As the mother of a daughter, hearing the story of a 15-year-old girl being held down and assaulted by teenage boys is horrifying. To imagine my own little girl growing up to have some drunk, entitled boys try to harm her terrifies me. But as a woman, Dr. Ford's story is does not surprise me. I saw it time and again as a teenager myself. I heard school authorities tell the girls who were victims that they should keep quiet, because the perpetrators were “good boys”.
American girls know the drill: If the boys who harm you are important —if they are popular or athletic — you won’t be believed or supported.
As the mother of two sons, one of whom is a teenager, the stakes of the Kavanaugh confirmation hearing are even higher. What are my boys learning from the media and even President Trump and Senate Majority Leader Mitch McConnell, when they insist that Dr. Ford is lying, that this is a “shameless smear campaign by Democrats to destroy a man's life”?
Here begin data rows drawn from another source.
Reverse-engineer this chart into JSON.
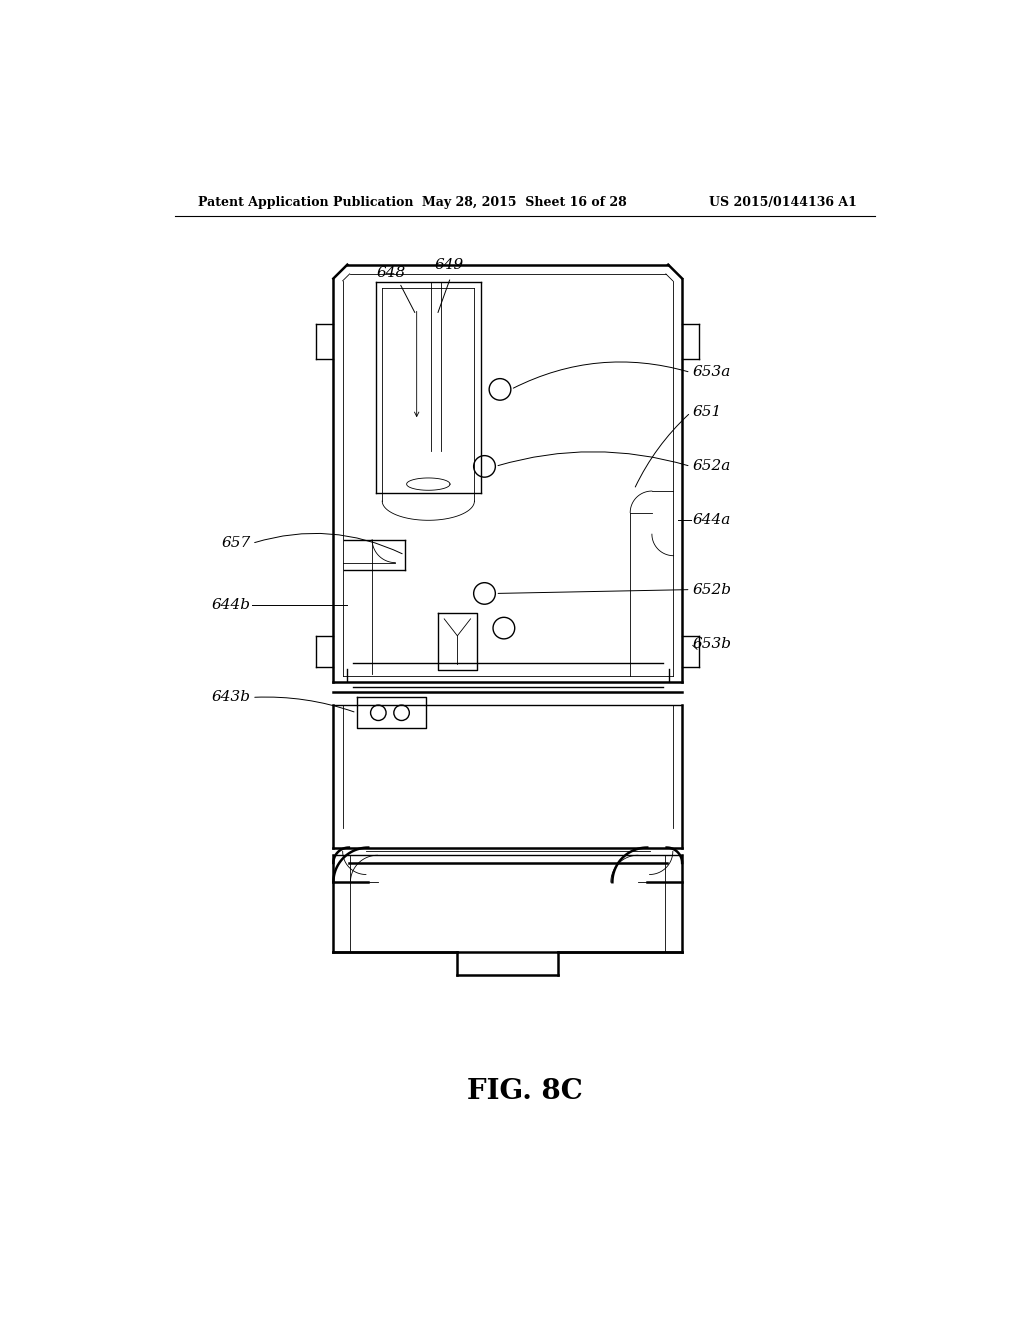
{
  "bg_color": "#ffffff",
  "header_left": "Patent Application Publication",
  "header_mid": "May 28, 2015  Sheet 16 of 28",
  "header_right": "US 2015/0144136 A1",
  "fig_label": "FIG. 8C",
  "lw_outer": 1.8,
  "lw_inner": 1.0,
  "lw_thin": 0.6
}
Yesterday, the everyday consequences of how we treat sexual assault and harassment cases came into sharp focus when my 13-year-old son told me a story from school.
A boy in his middle school asked a girl out in front of her friends and other students, and when the girl plainly said “no” to him, he made a joke at her expense and “smacked her on the butt”.
My son heard this story third-person, from a friend who’d heard it from a friend, so I can’t account for its veracity. Regardless, my kids were horrified by the fact that the boy chose to do this, as they know this kind of exchange counts as sexual assault.
Beyond that, it was an opportunity for me, as their mom, to shift the focus of the story where it belongs — to the girl, the victim. I asked my kids to imagine how she might have felt when he touched her inappropriately. I asked them to think about how it must have felt to have all that happen in front of other students, at school, where she is supposed to be safe. I reminded my kids that never, under any circumstances, should they touch someone’s butt or other private body parts without permission, no matter the reason.
My son replied, “Mom, I know all of this. I know about Harvey Weinstein and I know what’s happening in the news with the Supreme Court.”
That’s when it became clear to me how important this hearing is.
Not just to survivors of sexual assault, harassment, and abuse (like myself), who see ourselves in Dr. Ford, but to every single child in this country. Especially after they saw a President elected who admitted on tape to grabbing women "by the p*ssy" without consent.
Our daughters are watching.
They’re learning from how the Senate Judiciary Committee treats Dr. Ford how they might be treated should they become victims. They’re learning whether it would be safe for them to tell the truth.
Our sons are watching, too.
Our boys are learning whether they will be protected should they choose to hurt someone. And they are learning, from people like Senator Orrin Hatch, who called the allegations “phony” before he even heard a word of testimony, how to react when someone they know is accused of sexual violence.
What a horrifying set of lessons for my boys, and the boys of this nation.
If this tactic works and Judge Kavanaugh is confirmed to the Supreme Court, we will have told the people of this country that the safety of women and girls is simply not all that important. We will have told survivors everywhere that politics, the process of getting “your guy” elected or promoted, is more important than the truth.
And, ultimately, we will have told abusers everywhere that their success in life matters more than the lives of the people they've harmed.